Japan’s insurers eye ChinaFebruary 5 2019 by InsuranceAsia News Staff
Japan’s insurers could be about to spend far more money in China as relations repair between the two countries.
According to data from Refinitiv, Japan’s insurers spent US$6.1 billion on acquisitions last year, up 66% from 2017. Japanese insurers have spent US$53 billion on deals since 2014, the second most by insurers of any country after the US.
The overseas push, however, has largely excluded China, the world’s third largest insurance market after the US and Japan, as a result of foreign ownership rules and fragile diplomatic relations between the two Asian economies.
According to several bankers, the mood is changing with China set to allow foreigners to own majority stakes in domestic insurance joint ventures, and Beijing and Tokyo looking to forge closer business ties amid rising trade tensions with Washington.
Linda Sun-Mattison, an Asian insurance analyst at Bernstein, commented: “Now finally with the easing of foreign shareholding, they would jump in.

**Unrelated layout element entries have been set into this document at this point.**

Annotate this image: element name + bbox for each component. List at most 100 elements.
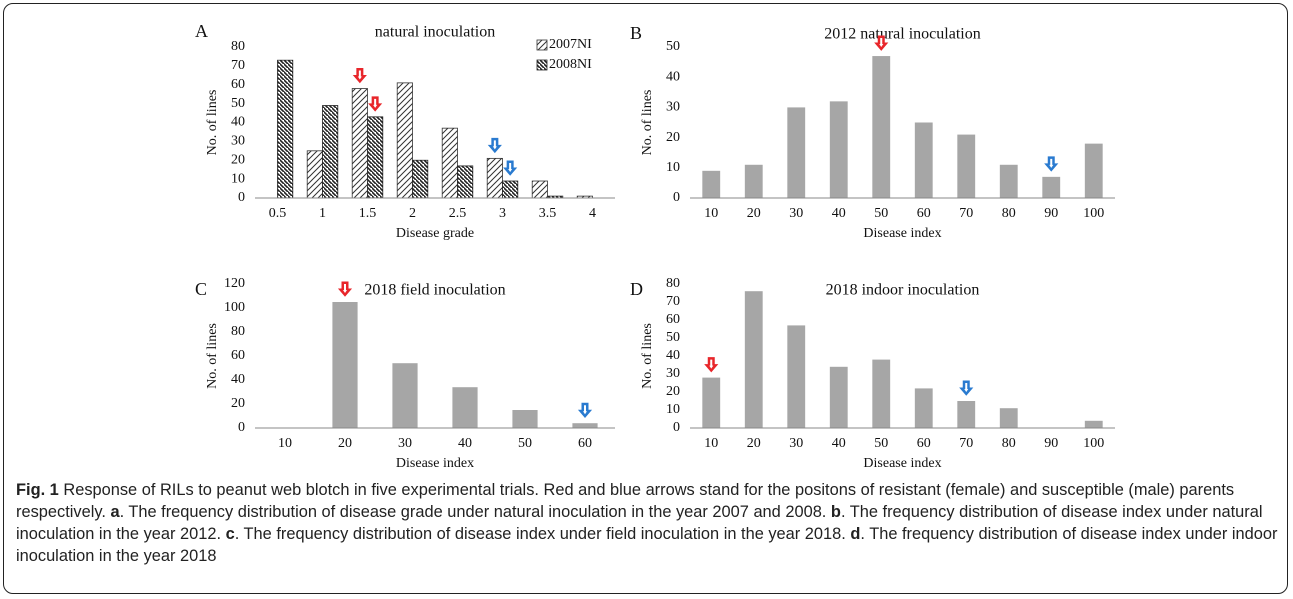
parent-arrow-inner — [373, 98, 378, 108]
bar — [396, 82, 413, 199]
x-tick-label: 3 — [499, 206, 506, 221]
bar — [829, 366, 848, 428]
y-tick-label: 10 — [231, 171, 245, 186]
y-tick-label: 30 — [231, 134, 245, 149]
chart-panel: B 2012 natural inoculation No. of lines Dis… — [630, 23, 1115, 241]
x-tick-label: 1 — [319, 206, 326, 221]
bar — [957, 401, 976, 428]
x-axis-label: Disease grade — [396, 226, 474, 241]
y-tick-label: 30 — [666, 366, 680, 381]
y-tick-label: 10 — [666, 160, 680, 175]
caption-label: b — [830, 503, 841, 521]
y-tick-label: 100 — [224, 300, 245, 315]
figure-caption: Fig. 1 Response of RILs to peanut web bl… — [16, 479, 1278, 567]
y-tick-label: 20 — [231, 396, 245, 411]
bar — [702, 377, 721, 428]
chart-title: 2018 indoor inoculation — [826, 282, 980, 299]
bar — [744, 164, 763, 198]
bar — [512, 410, 538, 428]
y-tick-label: 60 — [231, 348, 245, 363]
bar — [1084, 420, 1103, 428]
parent-arrow-inner — [508, 163, 513, 173]
y-tick-label: 80 — [231, 324, 245, 339]
x-tick-label: 80 — [1002, 206, 1016, 221]
x-tick-label: 40 — [832, 436, 846, 451]
x-axis-label: Disease index — [863, 456, 941, 471]
figure-frame — [3, 3, 1288, 594]
x-tick-label: 90 — [1044, 436, 1058, 451]
bar — [351, 88, 368, 199]
y-tick-label: 20 — [666, 384, 680, 399]
chart-panel: D 2018 indoor inoculation No. of lines Dise… — [630, 276, 1115, 471]
y-axis-label: No. of lines — [640, 90, 655, 156]
y-tick-label: 0 — [673, 190, 680, 205]
caption-text: . The frequency distribution of disease … — [16, 525, 1278, 565]
y-tick-label: 70 — [666, 294, 680, 309]
x-tick-label: 50 — [874, 436, 888, 451]
x-axis-label: Disease index — [396, 456, 474, 471]
caption-label: d — [850, 525, 861, 543]
y-tick-label: 20 — [231, 152, 245, 167]
y-axis-label: No. of lines — [205, 90, 220, 156]
bar — [306, 150, 323, 199]
caption-text: . The frequency distribution of disease … — [234, 525, 851, 543]
x-tick-label: 100 — [1083, 206, 1104, 221]
x-tick-label: 20 — [747, 436, 761, 451]
chart-panel: C 2018 field inoculation No. of lines Disea… — [195, 276, 615, 471]
bar — [872, 56, 891, 199]
y-tick-label: 10 — [666, 402, 680, 417]
x-tick-label: 20 — [338, 436, 352, 451]
bar — [332, 302, 358, 428]
bar — [744, 291, 763, 428]
chart-title: natural inoculation — [375, 24, 495, 41]
x-tick-label: 30 — [789, 436, 803, 451]
y-tick-label: 40 — [666, 69, 680, 84]
bar — [486, 157, 503, 199]
x-tick-label: 70 — [959, 206, 973, 221]
bar — [702, 170, 721, 198]
parent-arrow-inner — [1049, 158, 1054, 168]
panel-letter: B — [630, 23, 642, 43]
y-tick-label: 80 — [231, 39, 245, 54]
x-tick-label: 100 — [1083, 436, 1104, 451]
bar — [441, 127, 458, 199]
x-tick-label: 30 — [398, 436, 412, 451]
bar — [502, 180, 519, 199]
x-tick-label: 0.5 — [269, 206, 287, 221]
legend-swatch — [536, 39, 548, 51]
legend-swatch — [536, 59, 548, 71]
panel-letter: D — [630, 279, 643, 299]
caption-text: Response of RILs to peanut web blotch in… — [16, 481, 1235, 521]
bar — [999, 164, 1018, 198]
bar — [914, 388, 933, 428]
y-tick-label: 120 — [224, 276, 245, 291]
bar — [392, 363, 418, 428]
x-tick-label: 40 — [832, 206, 846, 221]
x-tick-label: 60 — [578, 436, 592, 451]
x-tick-label: 4 — [589, 206, 596, 221]
y-tick-label: 80 — [666, 276, 680, 291]
y-tick-label: 50 — [666, 330, 680, 345]
x-tick-label: 10 — [704, 206, 718, 221]
chart-title: 2012 natural inoculation — [824, 26, 980, 43]
caption-label: c — [225, 525, 235, 543]
x-tick-label: 2 — [409, 206, 416, 221]
caption-label: Fig. 1 — [16, 481, 59, 499]
caption-text: . The frequency distribution of disease … — [16, 503, 1263, 543]
y-tick-label: 60 — [231, 77, 245, 92]
x-tick-label: 2.5 — [449, 206, 467, 221]
bar — [322, 105, 339, 199]
bar — [914, 122, 933, 198]
parent-arrow-inner — [492, 140, 497, 150]
bar — [787, 107, 806, 198]
caption-label: a — [110, 503, 120, 521]
x-tick-label: 30 — [789, 206, 803, 221]
bar — [787, 325, 806, 428]
panel-letter: A — [195, 21, 208, 41]
y-tick-label: 70 — [231, 58, 245, 73]
panel-letter: C — [195, 279, 207, 299]
x-tick-label: 80 — [1002, 436, 1016, 451]
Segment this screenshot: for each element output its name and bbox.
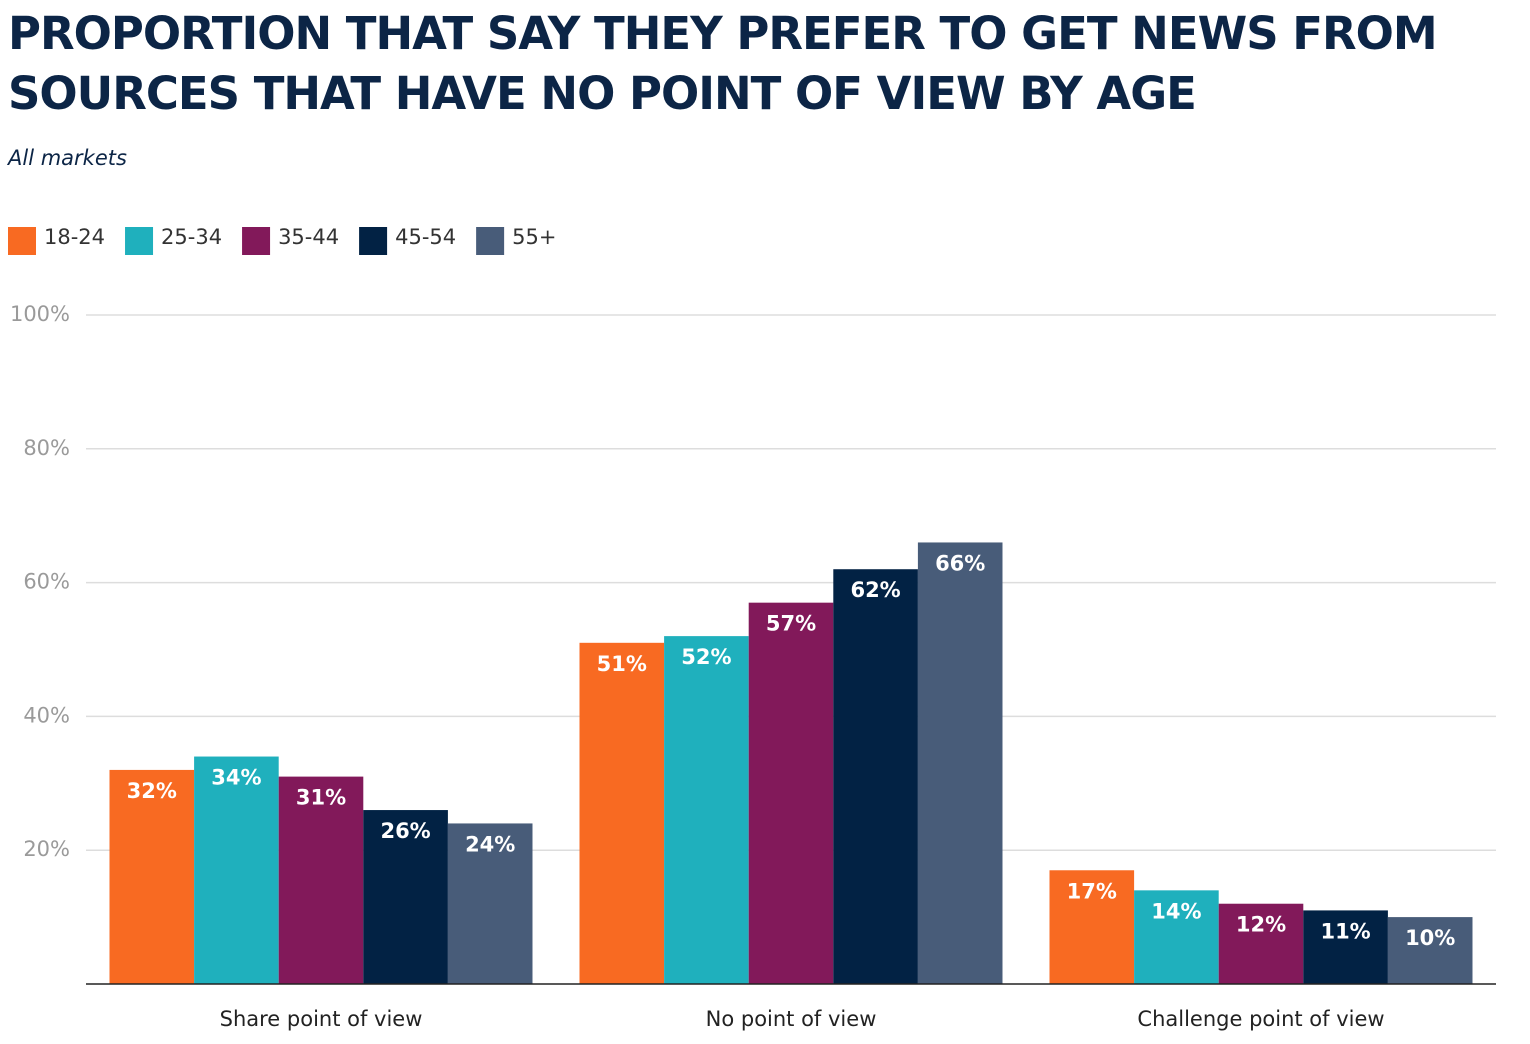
bar [278, 776, 364, 984]
y-tick-label: 100% [10, 302, 70, 326]
bar [664, 636, 749, 984]
chart-subtitle: All markets [8, 146, 127, 170]
value-label: 52% [681, 645, 731, 669]
legend-swatch [125, 227, 154, 255]
legend-label: 45-54 [395, 225, 456, 249]
bar [748, 602, 834, 984]
legend-swatch [476, 227, 505, 255]
bar [1387, 917, 1473, 984]
bar [1134, 890, 1219, 984]
value-label: 11% [1320, 919, 1370, 943]
value-label: 62% [850, 578, 900, 602]
bar [1049, 870, 1135, 984]
value-label: 14% [1151, 899, 1201, 923]
bar [1218, 903, 1304, 984]
bar [833, 569, 918, 984]
legend-swatch [359, 227, 388, 255]
value-label: 51% [597, 652, 647, 676]
legend-swatch [242, 227, 271, 255]
value-label: 24% [465, 832, 515, 856]
y-tick-label: 20% [23, 837, 70, 861]
bar [917, 542, 1003, 984]
value-label: 12% [1236, 913, 1286, 937]
value-label: 31% [296, 786, 346, 810]
legend-label: 55+ [512, 225, 556, 249]
bar [109, 769, 195, 984]
bar [1303, 910, 1388, 984]
legend-swatch [8, 227, 36, 255]
legend-label: 35-44 [278, 225, 339, 249]
x-tick-label: No point of view [706, 1007, 877, 1031]
bar [363, 810, 448, 984]
value-label: 26% [380, 819, 430, 843]
bar [447, 823, 533, 984]
bar [194, 756, 279, 984]
x-tick-label: Share point of view [220, 1007, 423, 1031]
value-label: 10% [1405, 926, 1455, 950]
value-label: 34% [211, 766, 261, 790]
value-label: 32% [127, 779, 177, 803]
chart-title: PROPORTION THAT SAY THEY PREFER TO GET N… [8, 7, 1438, 120]
value-label: 57% [766, 612, 816, 636]
x-tick-label: Challenge point of view [1137, 1007, 1384, 1031]
bar [579, 642, 665, 984]
y-tick-label: 80% [23, 436, 70, 460]
y-tick-label: 60% [23, 570, 70, 594]
value-label: 17% [1067, 879, 1117, 903]
legend-label: 25-34 [161, 225, 222, 249]
legend-label: 18-24 [44, 225, 105, 249]
y-tick-label: 40% [23, 703, 70, 727]
value-label: 66% [935, 551, 985, 575]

China is probably the biggest opportunity in the life insurance sector.”
China is in the process of easing foreign ownership curbs for life insurance joint ventures that will allow overseas firms to own 51% in those units compared to the current 50%. Foreign firms such as Allianz and Axa have already been allowed to establish wholly-owned non-life units in the country.
The French insurer agreed late last year with its fellow Chinese shareholders to buy the 50% stake it didn’t already own of Shanghai-headquartered P&C insurer Axa Tianping for €584 million (Rmb4.6 billion).